Google TV or: How I Learned to Stop Worrying and Exploit Secure Boot presented at DEFCON 2013

by Amir ( zenofex ) Etemadieh, Cj Heres, Mike Baker, Hans Nielsen,

Summary : Google TV is intended to bring the Android operating system out of the mobile environment and into consumers' living rooms. Unfortunately, content providers began to block streaming access to popular content from the Google TV platform which hindered its reach. Furthermore, the first generation of Google TV hardware used an Intel powered x86 chipset that fractured Google TV from that of the traditional ARM based Android ecosystem, preventing most Android applications with native code from functioning properly.

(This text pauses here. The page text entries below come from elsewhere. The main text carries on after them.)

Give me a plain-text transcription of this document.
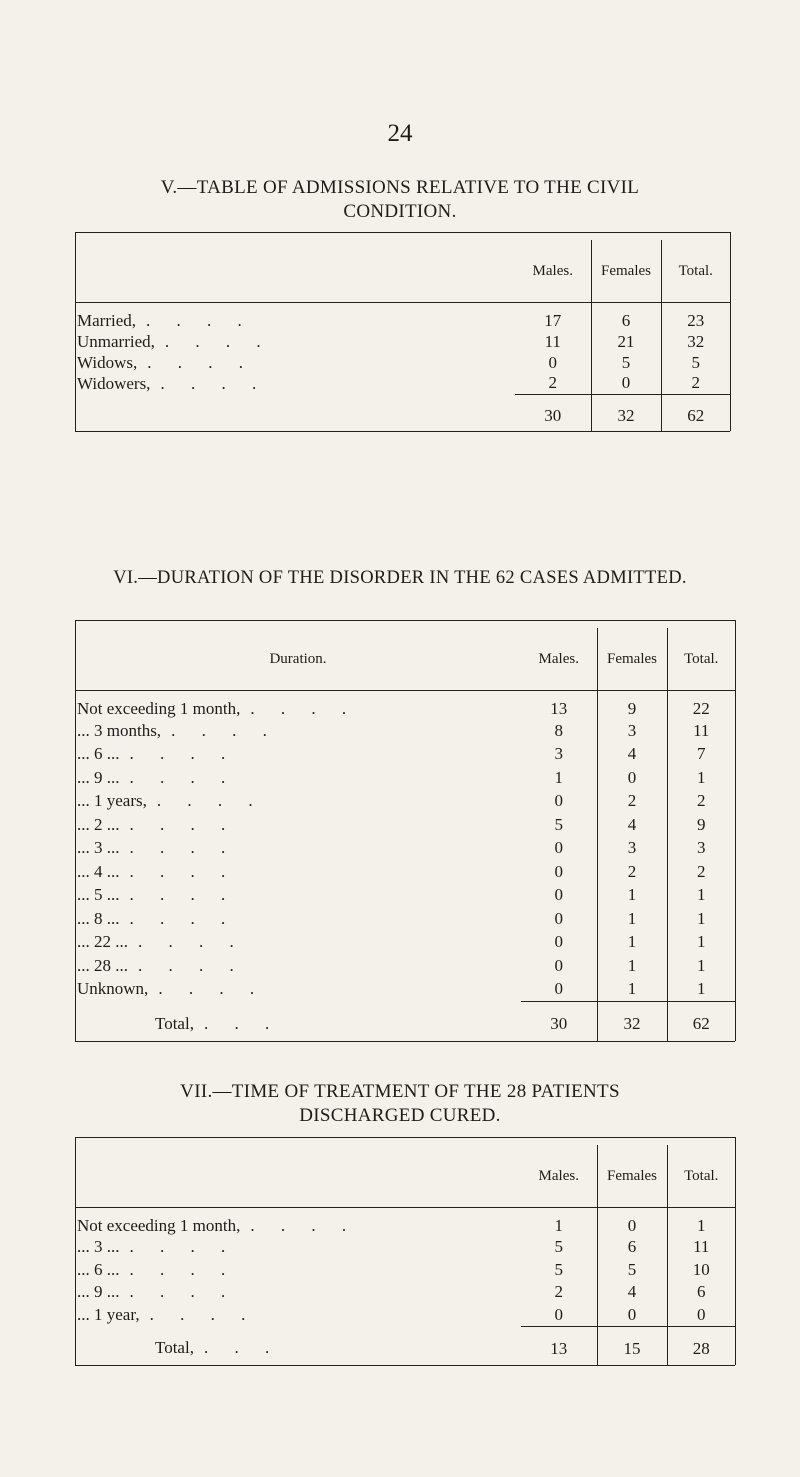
24
V.—TABLE OF ADMISSIONS RELATIVE TO THE CIVIL
CONDITION.
	Males.	Females	Total.
Married, . . . .	17	6	23
Unmarried, . . . .	11	21	32
Widows, . . . .	0	5	5
Widowers, . . . .	2	0	2
	30	32	62
VI.—DURATION OF THE DISORDER IN THE 62 CASES ADMITTED.
Duration.	Males.	Females	Total.
Not exceeding 1 month, . . . .	13	9	22
... 3 months, . . . .	8	3	11
... 6 ... . . . .	3	4	7
... 9 ... . . . .	1	0	1
... 1 years, . . . .	0	2	2
... 2 ... . . . .	5	4	9
... 3 ... . . . .	0	3	3
... 4 ... . . . .	0	2	2
... 5 ... . . . .	0	1	1
... 8 ... . . . .	0	1	1
... 22 ... . . . .	0	1	1
... 28 ... . . . .	0	1	1
Unknown, . . . .	0	1	1
Total, . . .	30	32	62
VII.—TIME OF TREATMENT OF THE 28 PATIENTS
DISCHARGED CURED.
	Males.	Females	Total.
Not exceeding 1 month, . . . .	1	0	1
... 3 ... . . . .	5	6	11
... 6 ... . . . .	5	5	10
... 9 ... . . . .	2	4	6
... 1 year, . . . .	0	0	0
Total, . . .	13	15	28
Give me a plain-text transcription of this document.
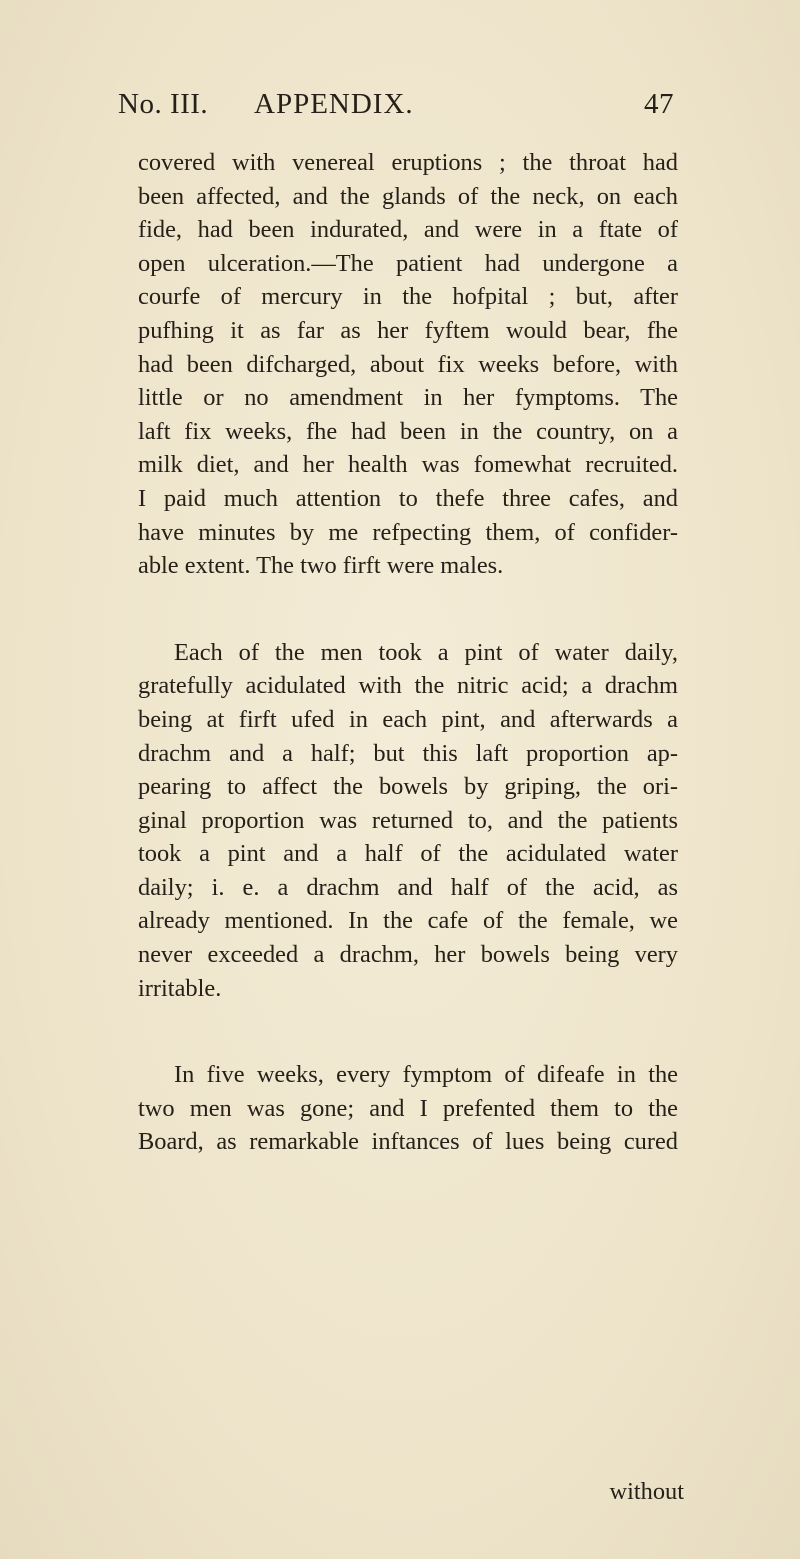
No. III. APPENDIX.	47
covered with venereal eruptions ; the throat had
been affected, and the glands of the neck, on each
fide, had been indurated, and were in a ftate of
open ulceration.—The patient had undergone a
courfe of mercury in the hofpital ; but, after
pufhing it as far as her fyftem would bear, fhe
had been difcharged, about fix weeks before, with
little or no amendment in her fymptoms. The
laft fix weeks, fhe had been in the country, on a
milk diet, and her health was fomewhat recruited.
I paid much attention to thefe three cafes, and
have minutes by me refpecting them, of confider-
able extent. The two firft were males.
Each of the men took a pint of water daily,
gratefully acidulated with the nitric acid; a drachm
being at firft ufed in each pint, and afterwards a
drachm and a half; but this laft proportion ap-
pearing to affect the bowels by griping, the ori-
ginal proportion was returned to, and the patients
took a pint and a half of the acidulated water
daily; i. e. a drachm and half of the acid, as
already mentioned. In the cafe of the female, we
never exceeded a drachm, her bowels being very
irritable.
In five weeks, every fymptom of difeafe in the
two men was gone; and I prefented them to the
Board, as remarkable inftances of lues being cured
without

In our previous presentation at DEFCON 20, we discussed exploits found in the first generation of Google TV hardware and software. This presentation will be geared towards the newly released second generation of devices which includes models from a wider variety of OEM's such as Asus, Sony, LG, Vizio, Hisense, and Netgear.
Our demonstration will include newly discovered and undisclosed hardware exploits, software exploits, and manufacturer mistakes as well as discuss in detail how to exploit the new Secure Boot environment on the Marvell chipset.
In order to bypass Secure Boot on the Google TV we will release two separate exploits which will allow users to run an unsigned bootloader on Google TV devices. One of which affects specific configurations of the Linux kernel that can also be used for priviledge escalation against a multitude of other embedded devices.
Finally, after our talk make sure to stop by the Q&A room and ask us a question. We have a limited number of USB TTL adapters to give away for free to aid the community in bootloader and kernel development.